Explant (or organotypic) culture

 In explant culture, small pieces of the tissue of interest are simply allowed to attach to an appropriate substrate, usually one that has been coated with collagen, and are cultured in a rich medium, usually one containing serum. Following attachment, cell migration is promoted in the plane of the solid substrate. Traditionally, explants have been maintained in Maximov chambers in which cells are grown on coverslips sealed over a depression in a thick glass slide, and this approach is still in use. More recently, it has become common to use regular culture dishes, which are much more convenient since they do not need to be disassembled and reassembled at each feeding. As with dissociated cell culture, immature tissue grows best, and explants are generally prepared from embryonic or neonatal tissue. Typically, the tissue is cut with scalpels into slices 0.5 to 1.0 mm thick, but in some cases it is simply fragmented by passing through a nylon mesh. The need for diffusion of nutrients and oxygen to the center of the explant limits thickness to about a millimeter.

In experienced hands, explant cultures can be maintained for months, and cells within the explants continue their development more or less appropriately. One of the principal advantages of this method is that some aspects of the tissue's architecture can be preserved within the explant.



 Cell culture

Cell culture refers to cultures derived from dissociated cells taken from the original tissue ('primary cell culture'). Cells are dispersed (mechanically and/or enzymatically) into a cell suspension which may then be cultured as a monolayer on a solid substrate, or as a suspension in the culture medium. These cultures have lost their histotypic architecture and often some of the biochemical properties associated with it. However, they can be propagated and hence expanded and divided to give rise to replicate cultures.

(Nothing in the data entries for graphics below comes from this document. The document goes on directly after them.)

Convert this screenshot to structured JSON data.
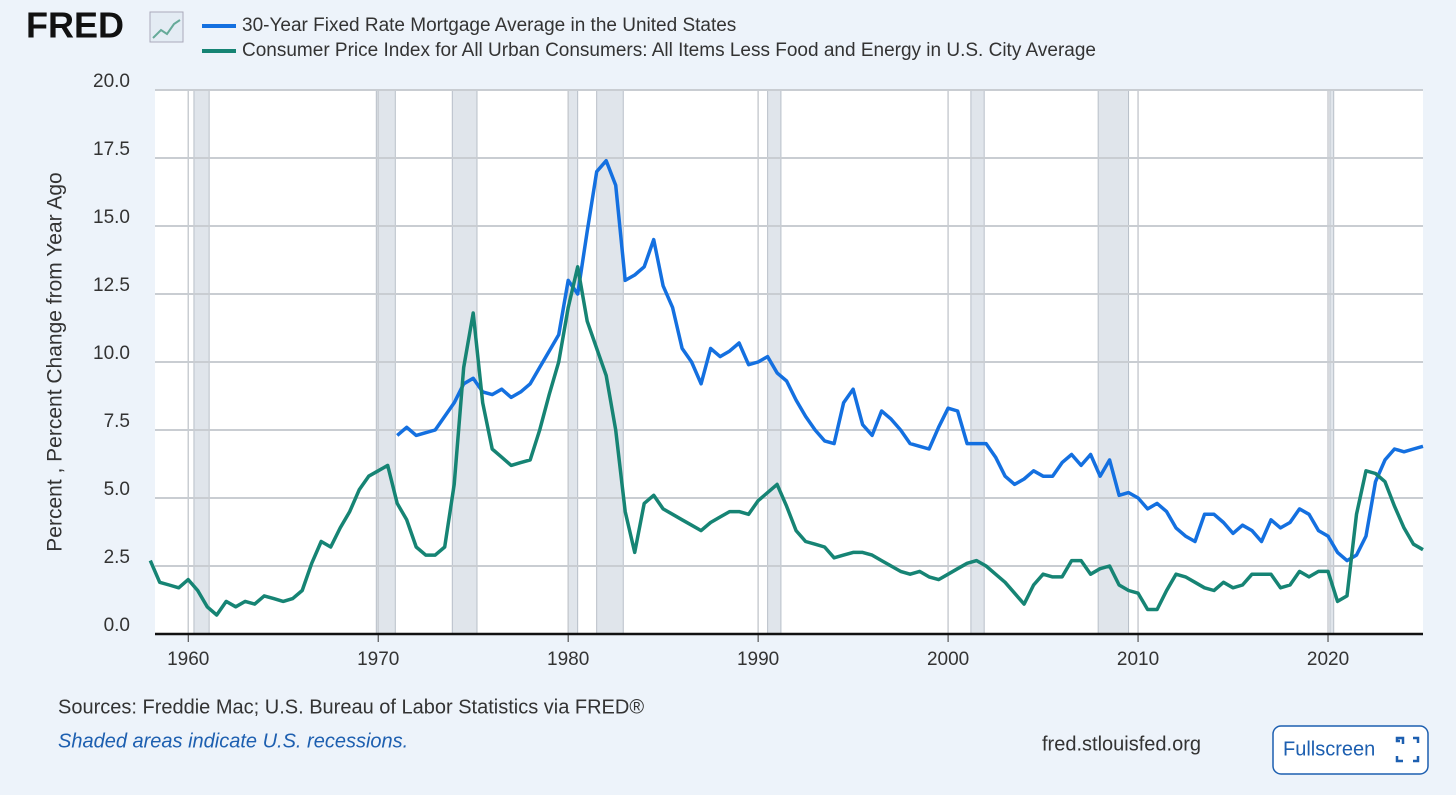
{
  "logo": "FRED",
  "chart_data": {
    "type": "line",
    "y_label": "Percent , Percent Change from Year Ago",
    "x": [
      1958,
      1958.5,
      1959,
      1959.5,
      1960,
      1960.5,
      1961,
      1961.5,
      1962,
      1962.5,
      1963,
      1963.5,
      1964,
      1964.5,
      1965,
      1965.5,
      1966,
      1966.5,
      1967,
      1967.5,
      1968,
      1968.5,
      1969,
      1969.5,
      1970,
      1970.5,
      1971,
      1971.5,
      1972,
      1972.5,
      1973,
      1973.5,
      1974,
      1974.5,
      1975,
      1975.5,
      1976,
      1976.5,
      1977,
      1977.5,
      1978,
      1978.5,
      1979,
      1979.5,
      1980,
      1980.5,
      1981,
      1981.5,
      1982,
      1982.5,
      1983,
      1983.5,
      1984,
      1984.5,
      1985,
      1985.5,
      1986,
      1986.5,
      1987,
      1987.5,
      1988,
      1988.5,
      1989,
      1989.5,
      1990,
      1990.5,
      1991,
      1991.5,
      1992,
      1992.5,
      1993,
      1993.5,
      1994,
      1994.5,
      1995,
      1995.5,
      1996,
      1996.5,
      1997,
      1997.5,
      1998,
      1998.5,
      1999,
      1999.5,
      2000,
      2000.5,
      2001,
      2001.5,
      2002,
      2002.5,
      2003,
      2003.5,
      2004,
      2004.5,
      2005,
      2005.5,
      2006,
      2006.5,
      2007,
      2007.5,
      2008,
      2008.5,
      2009,
      2009.5,
      2010,
      2010.5,
      2011,
      2011.5,
      2012,
      2012.5,
      2013,
      2013.5,
      2014,
      2014.5,
      2015,
      2015.5,
      2016,
      2016.5,
      2017,
      2017.5,
      2018,
      2018.5,
      2019,
      2019.5,
      2020,
      2020.5,
      2021,
      2021.5,
      2022,
      2022.5,
      2023,
      2023.5,
      2024,
      2024.5,
      2025
    ],
    "series": [
      {
        "name": "30-Year Fixed Rate Mortgage Average in the United States",
        "color": "#1470e0",
        "values": [
          null,
          null,
          null,
          null,
          null,
          null,
          null,
          null,
          null,
          null,
          null,
          null,
          null,
          null,
          null,
          null,
          null,
          null,
          null,
          null,
          null,
          null,
          null,
          null,
          null,
          null,
          7.3,
          7.6,
          7.3,
          7.4,
          7.5,
          8.0,
          8.5,
          9.2,
          9.4,
          8.9,
          8.8,
          9.0,
          8.7,
          8.9,
          9.2,
          9.8,
          10.4,
          11.0,
          13.0,
          12.5,
          14.8,
          17.0,
          17.4,
          16.5,
          13.0,
          13.2,
          13.5,
          14.5,
          12.8,
          12.0,
          10.5,
          10.0,
          9.2,
          10.5,
          10.2,
          10.4,
          10.7,
          9.9,
          10.0,
          10.2,
          9.6,
          9.3,
          8.6,
          8.0,
          7.5,
          7.1,
          7.0,
          8.5,
          9.0,
          7.7,
          7.3,
          8.2,
          7.9,
          7.5,
          7.0,
          6.9,
          6.8,
          7.6,
          8.3,
          8.2,
          7.0,
          7.0,
          7.0,
          6.5,
          5.8,
          5.5,
          5.7,
          6.0,
          5.8,
          5.8,
          6.3,
          6.6,
          6.2,
          6.6,
          5.8,
          6.4,
          5.1,
          5.2,
          5.0,
          4.6,
          4.8,
          4.5,
          3.9,
          3.6,
          3.4,
          4.4,
          4.4,
          4.1,
          3.7,
          4.0,
          3.8,
          3.4,
          4.2,
          3.9,
          4.1,
          4.6,
          4.4,
          3.8,
          3.6,
          3.0,
          2.7,
          2.9,
          3.6,
          5.6,
          6.4,
          6.8,
          6.7,
          6.8,
          6.9
        ]
      },
      {
        "name": "Consumer Price Index for All Urban Consumers: All Items Less Food and Energy in U.S. City Average",
        "color": "#168474",
        "values": [
          2.7,
          1.9,
          1.8,
          1.7,
          2.0,
          1.6,
          1.0,
          0.7,
          1.2,
          1.0,
          1.2,
          1.1,
          1.4,
          1.3,
          1.2,
          1.3,
          1.6,
          2.6,
          3.4,
          3.2,
          3.9,
          4.5,
          5.3,
          5.8,
          6.0,
          6.2,
          4.8,
          4.2,
          3.2,
          2.9,
          2.9,
          3.2,
          5.5,
          9.8,
          11.8,
          8.5,
          6.8,
          6.5,
          6.2,
          6.3,
          6.4,
          7.5,
          8.8,
          10.0,
          12.0,
          13.5,
          11.5,
          10.5,
          9.5,
          7.5,
          4.5,
          3.0,
          4.8,
          5.1,
          4.6,
          4.4,
          4.2,
          4.0,
          3.8,
          4.1,
          4.3,
          4.5,
          4.5,
          4.4,
          4.9,
          5.2,
          5.5,
          4.7,
          3.8,
          3.4,
          3.3,
          3.2,
          2.8,
          2.9,
          3.0,
          3.0,
          2.9,
          2.7,
          2.5,
          2.3,
          2.2,
          2.3,
          2.1,
          2.0,
          2.2,
          2.4,
          2.6,
          2.7,
          2.5,
          2.2,
          1.9,
          1.5,
          1.1,
          1.8,
          2.2,
          2.1,
          2.1,
          2.7,
          2.7,
          2.2,
          2.4,
          2.5,
          1.8,
          1.6,
          1.5,
          0.9,
          0.9,
          1.6,
          2.2,
          2.1,
          1.9,
          1.7,
          1.6,
          1.9,
          1.7,
          1.8,
          2.2,
          2.2,
          2.2,
          1.7,
          1.8,
          2.3,
          2.1,
          2.3,
          2.3,
          1.2,
          1.4,
          4.4,
          6.0,
          5.9,
          5.6,
          4.7,
          3.9,
          3.3,
          3.1
        ]
      }
    ],
    "recessions": [
      [
        1960.3,
        1961.1
      ],
      [
        1969.9,
        1970.9
      ],
      [
        1973.9,
        1975.2
      ],
      [
        1980.0,
        1980.5
      ],
      [
        1981.5,
        1982.9
      ],
      [
        1990.5,
        1991.2
      ],
      [
        2001.2,
        2001.9
      ],
      [
        2007.9,
        2009.5
      ],
      [
        2020.1,
        2020.3
      ]
    ],
    "xlim": [
      1958.25,
      2025
    ],
    "xticks": [
      1960,
      1970,
      1980,
      1990,
      2000,
      2010,
      2020
    ],
    "ylim": [
      0,
      20
    ],
    "yticks": [
      {
        "value": 0,
        "label": "0.0"
      },
      2.5,
      {
        "value": 5,
        "label": "5.0"
      },
      7.5,
      {
        "value": 10,
        "label": "10.0"
      },
      12.5,
      {
        "value": 15,
        "label": "15.0"
      },
      17.5,
      {
        "value": 20,
        "label": "20.0"
      }
    ],
    "grid": true,
    "sources": "Sources: Freddie Mac; U.S. Bureau of Labor Statistics via FRED®",
    "note": "Shaded areas indicate U.S. recessions.",
    "site": "fred.stlouisfed.org",
    "button": "Fullscreen"
  }
}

Cell cultures can be characterized and a defined population can be preserved by freezing. The most obvious advantage of cell culture, and of dissociated cell culture in particular, is that it makes individual living cells accessible. All in all, primary dissociated cell cultures are particularly amenable to study using morphological and physiological techniques, which can be applied on a cell by cell basis. They are obviously less well suited to traditional biochemical approaches because the quantity of material obtainable from these cultures is usually limited and they contain a heterogeneous population of cells.

One final drawback of working with primary cell cultures is that success is not automatic. Finding the conditions that permit good cell growth and maturation, getting culture to grow reproducibly, and documenting that you have accomplished all of this entails plenty of hard work.